Poi l'affondo: «I pm violano la legge, vanno contro il parlamento, la procura di Milano non ha competenza né funzionale né territoriale». I processi sono tutti una «farsa», le accuse «infondatissime», «non c'è alcun reato penale». «Chi pagherà per quest'attività che, a mio modesto avviso, ha soltanto finalità eversive?» chiede. Risposta: «Naturalmente intenterò una causa allo stato perché, come sapete, non c'è la responsabilità dei magistrati. Ed è una cosa da cambiare che cambieremo». Perché la maggioranza, assicura, «è in continuo miglioramento, cresce di votazione in votazione», non c'è più l'ostacolo dei finiani e «certe riforme si possono fare, a partire da quella della giustizia».
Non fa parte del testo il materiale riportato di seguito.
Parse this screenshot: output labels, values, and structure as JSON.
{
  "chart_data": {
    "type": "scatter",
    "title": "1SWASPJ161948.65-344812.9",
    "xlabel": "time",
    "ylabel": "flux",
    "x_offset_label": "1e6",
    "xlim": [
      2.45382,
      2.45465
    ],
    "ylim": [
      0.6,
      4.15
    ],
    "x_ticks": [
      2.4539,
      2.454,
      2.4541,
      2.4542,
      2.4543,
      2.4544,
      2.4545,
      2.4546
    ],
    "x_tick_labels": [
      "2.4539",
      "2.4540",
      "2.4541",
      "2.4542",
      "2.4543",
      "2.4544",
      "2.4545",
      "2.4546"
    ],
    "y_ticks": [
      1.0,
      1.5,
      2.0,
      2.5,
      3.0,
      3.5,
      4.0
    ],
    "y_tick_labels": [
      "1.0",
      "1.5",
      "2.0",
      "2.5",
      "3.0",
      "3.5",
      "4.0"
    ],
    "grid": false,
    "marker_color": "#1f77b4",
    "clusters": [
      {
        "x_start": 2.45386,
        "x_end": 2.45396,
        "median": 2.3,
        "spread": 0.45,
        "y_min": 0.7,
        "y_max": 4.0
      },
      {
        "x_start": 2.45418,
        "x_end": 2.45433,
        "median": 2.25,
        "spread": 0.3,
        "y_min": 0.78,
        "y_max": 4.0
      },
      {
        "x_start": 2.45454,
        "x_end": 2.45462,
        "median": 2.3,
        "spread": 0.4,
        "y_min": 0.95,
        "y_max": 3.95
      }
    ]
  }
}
Poi convoca le sue truppe prima a palazzo Grazioli, poi a via dell'Umiltà e infine ancora a Palazzo Grazioli: «sono innocente», è «una persecuzione», «non mi faccio processare sui giornali e in tv». Nel frattempo incassa il pieno appoggio di Umberto Bossi, anche lui convinto che i pm abbiano «esagerato»: non dovevano chiedere il rito immediato, ma trasferire gli atti al «giudice naturale», cioè al tribunale dei ministri, perché così ha stabilito «il Parlamento a maggioranza assoluta».
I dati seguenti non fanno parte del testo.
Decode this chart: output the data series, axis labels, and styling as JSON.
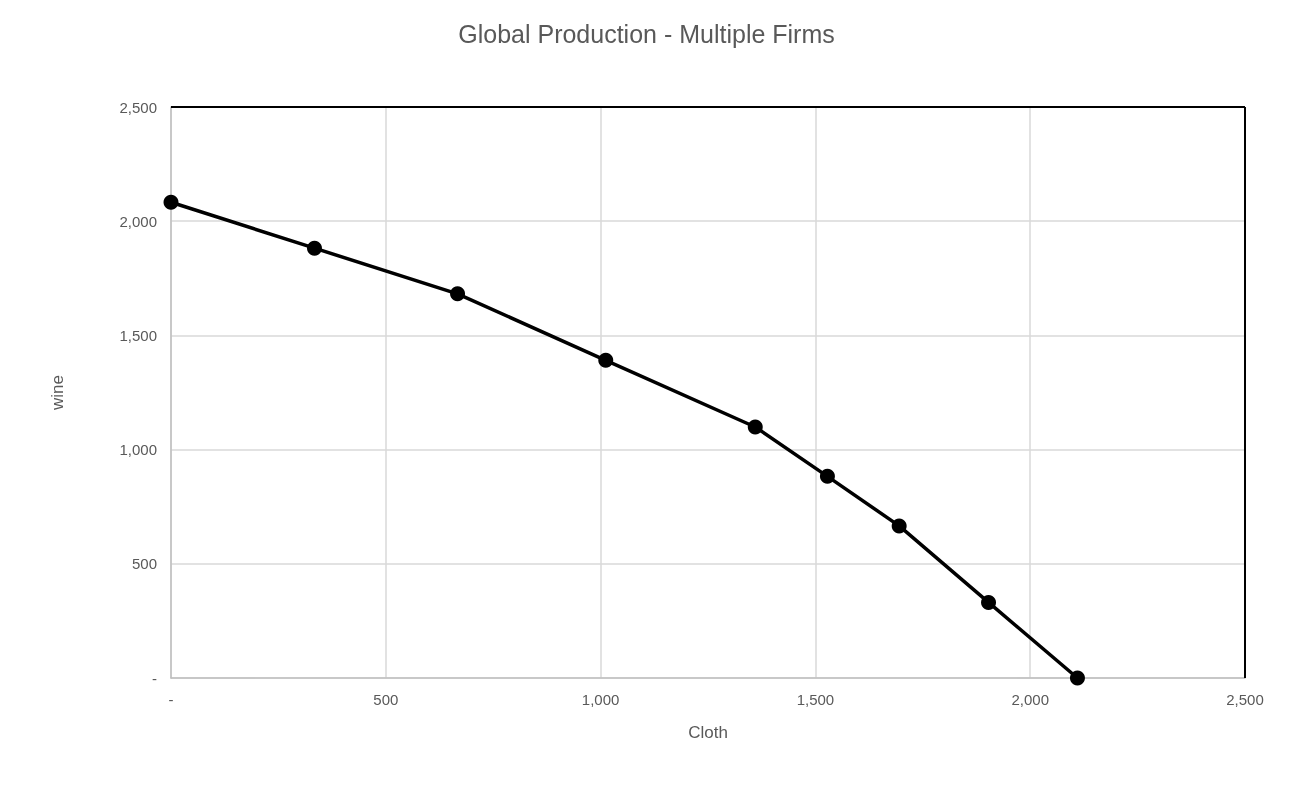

Il conflitto di attribuzioni contro la Procura è ormai solo una questione di giorni ma c'è chi propone anche di presentare a Brescia una denuncia per «attentato agli organi costituzionali. L'opposizione è indignata per i toni, le parole, le misure annunciate. Ma ormai è guerra aperta. Per dovere d'ufficio, Niccolò Ghedini, uno dei difensori del premier, dice che «continua ad auspicare che il Gip non voglia accogliere questa totalmente infondata richiesta di giudizio immediato» ma poi aggiunge: «Non ci spero molto, purtroppo siamo a Milano». Insiste sulla «grave situazione istituzionale», conferma che Berlusconi potrebbe far causa allo stato per chiedere i danni, ma poi frena: «Per intanto facciamo il processo, poi ci penseremo».